According to the official statement posted on Twitter, this exploit allows remote control of an iPhone without user interaction and is being sold for $2 million. Eowyn Chen, CEO of Trust Wallet, explained that the price of the exploit is high because such threats are typically aimed at high-value targets to avoid the tracking of security investigators.

Trust Wallet Recommends Disabling iMessage While Awaiting an Update

The company’s warning comes from reliable intelligence sources on cyber threats, as reported by Eowyn Chen. Given the seriousness of the risk, Trust Wallet advises iOS users to immediately disable the iMessage application until Apple releases a software update to mitigate the vulnerability.

Following the dissemination of its initial alert, Trust Wallet provided further details while continuing to monitor security threats of this nature through various channels alongside partners and researchers, leading to the prevention of over $600 million in theft from its users.

The company emphasized that this exploit is not exclusively designed for the crypto community but can affect “anyone using iOS with iMessage.” However, it highlighted that “the likely targets are high net-worth individuals as the most lucrative targets.”

Finally, the company emphasized that it has no “vendetta” against Apple. Still, rather its priority is the security of users, clarifying that it loves iMessage as much as anyone, but the security of its users is paramount.

Cyberattack Wave Shakes Crypto Space in 2024

Though only four months have passed since the beginning of 2024, cybercriminals have already carried out several high-profile cyberattacks and exploits. Major incidents include the $80 million hack of the Orbit Chain cross-chain bridge project, the $4.5 million flash loan attack on Radiant Capital that paralyzed the Arbitrum market, and the $7.5 million breach of the crypto payment processor CoinsPaid, among many others.

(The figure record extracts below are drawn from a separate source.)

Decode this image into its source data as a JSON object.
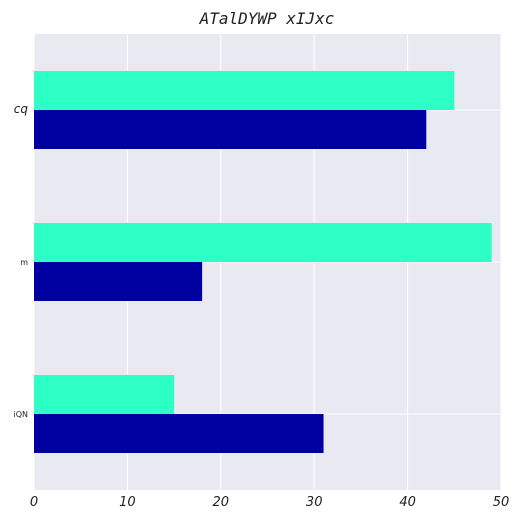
{
  "chart_data": {
    "type": "bar",
    "orientation": "horizontal",
    "title": "ATalDYWP xIJxc",
    "xlabel": "",
    "ylabel": "",
    "xlim": [
      0,
      50
    ],
    "xticks": [
      "0",
      "10",
      "20",
      "30",
      "40",
      "50"
    ],
    "categories": [
      "cq",
      "m",
      "iQN"
    ],
    "series": [
      {
        "color": "#2effc4",
        "values": [
          45,
          49,
          15
        ]
      },
      {
        "color": "#0000a0",
        "values": [
          42,
          18,
          31
        ]
      }
    ],
    "grid": true,
    "background": "#e9e9f2"
  }
}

Additionally, in late March, the DeFi platforms Prism Finance and Mozaic Finance were hacked, resulting in losses of $10 million and $2.5 million, respectively. These incidents highlight vulnerabilities in DeFi protocols that continue to be exploited by hackers.

Another attack that shook the crypto market in February was on the South Korean NFT and crypto gaming platform PlayDapp, which also suffered losses of $290 million in two hacking incidents related to a private key leak.

Therefore, considering the ongoing direct and indirect hacks that the crypto industry faces, it is not unreasonable to follow the security advice of companies to avoid becoming another victim of exploiters. So far, Apple has not officially communicated about the exploit or released an update.